6. Arya Berubah

499 32 2
                                    

"Lo ngapain di sini?" tanyaku sedikit kesal.

Dia tersenyum. Terlihat manis, tetapi menyebalkan di mataku.

"Lo ngapain di sini?" tanyaku lagi dengan nada lebih tinggi.

"Kan tadi gue bilang, mau nemenin lo," jawabnya santai.

Mengapa enak sekali lelaki itu bicara setelah apa yang sudah dia lakukan kepadaku? Terlalu tidak tahu malu orang seperti Arya itu.

Aku mendengus sambil membuang arah pandangku.

Beberapa detik lengang.

"Mendingan lo pergi sekarang," ucapku sambil menatapnya tajam.

Dia terlihat biasa saja, tidak bergerak. Wajahnya masih terlihat santai, seakan ucapanku tadi hanya angin lewat.

"Kak Arya," panggilku menahan emosi.

"Iya, Sayang?"

Aku kembali mendengus.

Kali ini, aku membenci pikiranku sendiri. Mengapa ia memutar kembali memori tentang Arya ketika aku masih bersama—ralat, aku tidak pernah benar-benar bersamanya, sekaligus tidak ingin mengulang kesalahan serupa. Aku betul-betul tidak ingin bersamanya.

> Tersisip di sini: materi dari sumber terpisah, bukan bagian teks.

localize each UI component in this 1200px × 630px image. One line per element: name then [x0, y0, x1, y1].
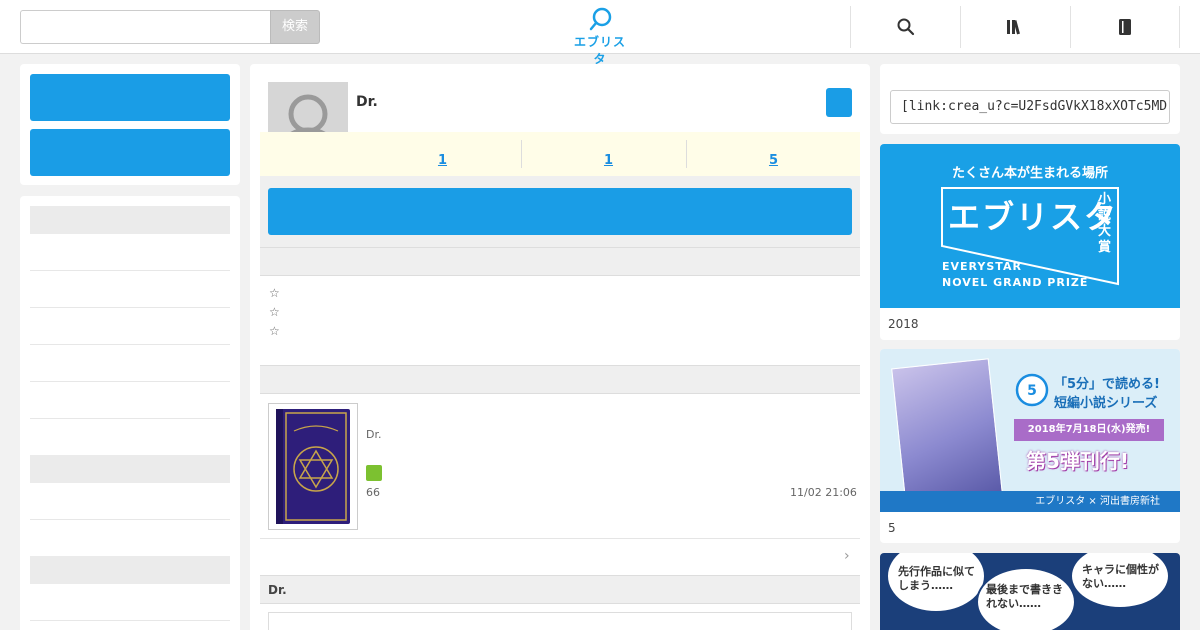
- search-input[interactable]: [20, 10, 271, 44]
- banner-line-1: EVERYSTAR: [942, 260, 1022, 273]
- header-search: 検索: [20, 10, 320, 44]
- banner-image[interactable]: 5 「5分」で読める! 短編小説シリーズ 2018年7月18日(水)発売! 第5…: [880, 349, 1180, 512]
- search-button[interactable]: 検索: [270, 10, 320, 44]
- star-item: ☆: [269, 305, 280, 319]
- banner-caption: 2018: [888, 317, 919, 331]
- profile-name: Dr.: [356, 94, 378, 110]
- logo-text: エブリスタ: [573, 35, 626, 66]
- left-nav-header: [30, 206, 230, 234]
- book-icon: [1119, 19, 1131, 35]
- divider: [30, 620, 230, 621]
- left-nav-header: [30, 455, 230, 483]
- star-item: ☆: [269, 324, 280, 338]
- header-library-nav[interactable]: [960, 6, 1070, 48]
- banner-headline: たくさん本が生まれる場所: [951, 166, 1108, 181]
- work-updated: 11/02 21:06: [790, 486, 857, 499]
- banner-headline: 「5分」で読める!: [1054, 377, 1160, 392]
- banner-subline: 短編小説シリーズ: [1054, 396, 1158, 411]
- divider: [30, 519, 230, 520]
- work-count: 66: [366, 486, 380, 499]
- stat-value[interactable]: 5: [691, 153, 856, 168]
- divider: [521, 140, 522, 168]
- divider: [30, 344, 230, 345]
- divider: [30, 270, 230, 271]
- divider: [686, 140, 687, 168]
- banner-caption: 5: [888, 521, 896, 535]
- link-code-field[interactable]: [link:crea_u?c=U2FsdGVkX18xXOTc5MD: [890, 90, 1170, 124]
- svg-text:5: 5: [1027, 383, 1037, 399]
- banner-writing-tips[interactable]: 先行作品に似てしまう…… 最後まで書ききれない…… キャラに個性がない……: [880, 553, 1180, 630]
- stat-item[interactable]: 1: [360, 132, 525, 176]
- left-secondary-button[interactable]: [30, 129, 230, 176]
- banner-title: エブリスタ: [948, 198, 1119, 236]
- search-icon: [897, 18, 914, 36]
- work-cover[interactable]: [268, 403, 358, 530]
- divider: [30, 307, 230, 308]
- banner-novel-prize[interactable]: たくさん本が生まれる場所 エブリスタ 小説大賞 EVERYSTAR NOVEL …: [880, 144, 1180, 340]
- banner-short-stories[interactable]: 5 「5分」で読める! 短編小説シリーズ 2018年7月18日(水)発売! 第5…: [880, 349, 1180, 543]
- section-header: [260, 247, 860, 276]
- header-bookshelf-nav[interactable]: [1070, 6, 1180, 48]
- work-author: Dr.: [366, 428, 382, 441]
- banner-image[interactable]: たくさん本が生まれる場所 エブリスタ 小説大賞 EVERYSTAR NOVEL …: [880, 144, 1180, 308]
- link-card: [link:crea_u?c=U2FsdGVkX18xXOTc5MD: [880, 64, 1180, 134]
- banner-tag: 第5弾刊行!: [1026, 449, 1130, 473]
- bubble-text: 先行作品に似てしまう……: [898, 565, 975, 592]
- banner-tag: 小説大賞: [1098, 192, 1112, 255]
- header-search-nav[interactable]: [850, 6, 960, 48]
- left-nav-card: [20, 196, 240, 630]
- profile-stats: 1 1 5: [260, 132, 860, 176]
- divider: [30, 418, 230, 419]
- timer-icon: 5: [1015, 373, 1049, 407]
- star-item: ☆: [269, 286, 280, 300]
- status-badge: [366, 465, 382, 481]
- stat-item[interactable]: 5: [691, 132, 856, 176]
- stat-value[interactable]: 1: [360, 153, 525, 168]
- follow-button[interactable]: [268, 188, 852, 235]
- logo-mark-icon: [589, 7, 612, 31]
- section-header: [260, 365, 860, 394]
- banner-date: 2018年7月18日(水)発売!: [1014, 419, 1164, 441]
- section-header: Dr.: [260, 575, 860, 604]
- stat-item[interactable]: 1: [526, 132, 691, 176]
- site-logo[interactable]: エブリスタ: [568, 5, 632, 66]
- left-menu-card: [20, 64, 240, 185]
- profile-card: Dr. 1 1 5 ☆ ☆ ☆ Dr. 66 11/02 21:06 › Dr.: [250, 64, 870, 630]
- book-cover-image: [276, 409, 350, 524]
- left-nav-header: [30, 556, 230, 584]
- chevron-right-icon[interactable]: ›: [844, 548, 850, 564]
- banner-image[interactable]: 先行作品に似てしまう…… 最後まで書ききれない…… キャラに個性がない……: [880, 553, 1180, 630]
- divider: [30, 381, 230, 382]
- top-header: 検索 エブリスタ: [0, 0, 1200, 66]
- library-icon: [1006, 20, 1020, 35]
- section-title: Dr.: [268, 583, 287, 597]
- banner-footer: エブリスタ × 河出書房新社: [880, 491, 1180, 512]
- stat-value[interactable]: 1: [526, 153, 691, 168]
- comment-box[interactable]: [268, 612, 852, 630]
- divider: [260, 538, 860, 539]
- left-primary-button[interactable]: [30, 74, 230, 121]
- bubble-text: キャラに個性がない……: [1082, 563, 1159, 590]
- profile-menu-button[interactable]: [826, 88, 852, 117]
- bubble-text: 最後まで書ききれない……: [986, 583, 1063, 610]
- banner-line-2: NOVEL GRAND PRIZE: [942, 276, 1089, 289]
- book-cover-illustration: [891, 358, 1003, 504]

Mirisnya, realitanya, aku pernah bersamanya. Ini adalah mimpi buruk di antara seluruh mimpi buruk dari yang terburuk yang pernah kualami di dunia nyata. Semoga tak ada mimpi buruk-mimpi buruk lainnya setelah ini.

Kalau mau jujur, sebenernya Arya masih biasa-bisa saja. Dia cukup baik, normal, seperti orang lain pada umumnya. Namun, satu yang membuatnya beda, yaitu caranya memperlakukanku dan menganggap hubunganku dengannya selama ini. Itu yang membuatnya buruk di mataku, seperti ia tidak lagi mempunyai perasaan dan hati.

Aku membenci Arya.

"Apaan sih, lo. Lo tuh nggak tau malu, ya?" tanyaku dingin.

Arya tersenyum sambil terkekeh kecil. Kakinya berselonjor dan satu tangannya merangkul sandaran kursi di sebelahnya. Cih, terlihat menyebalkan.

"Terus maunya dipanggil apa? Babe?" tanyanya dengan suara yang direndahkan.

"Lo tuh, babi," kesalku.

"Duduk," perintahnya sambil menunjuk kursi di hadapannya dengan dagunya.

"Nggak," jawabku.

Dia berdecak. "Duduk, Ghania."

"Gue nggak mau. Kalau nggak mau ya nggak usah dipaksa," bantahku.

Sudah, kali ini aku sudah muak. Aku tidak ingin terus-terusan berada di hadapannya, tidak lagi.

Aku menaruh nampan berisi pesananku di meja seberang, lalu berniat mengambil tasku yang ada di meja tadi.

Secepat kilat Arya mengambil tasku dan mengamankannya.

Aku melotot menatapnya. "Sini, nggak?!"

Arya terkekeh sambil menatapku tajam, tatapan yang selalu kuhindari. "Duduk dulu sama gue."

"Nggak!" jawabku. "Kalau lo nggak balikin, gue bakal...."

"Bakal?" Arya mengangkat satu alisnya. "Bakal nyium gue?"

Aku melotot. "Udah gila lo, ya?!"

Pria itu tertawa. "Tinggal duduk doang susah amat, sih. Ayo coba lanjutin, lo bakal ngapain?"

Aku berpikir keras. "Gu... gue bakal laporin ke guru BK kalau lo senioritasin gue!"

Arya terkekeh. Senyum miringnya masih tersungging, teramat menyebalkan. "Lo pikir guru BK bakal peduli? Nggak akan, kecuali gue senioritasin lo di sekolah, ini kan di luar sekolah."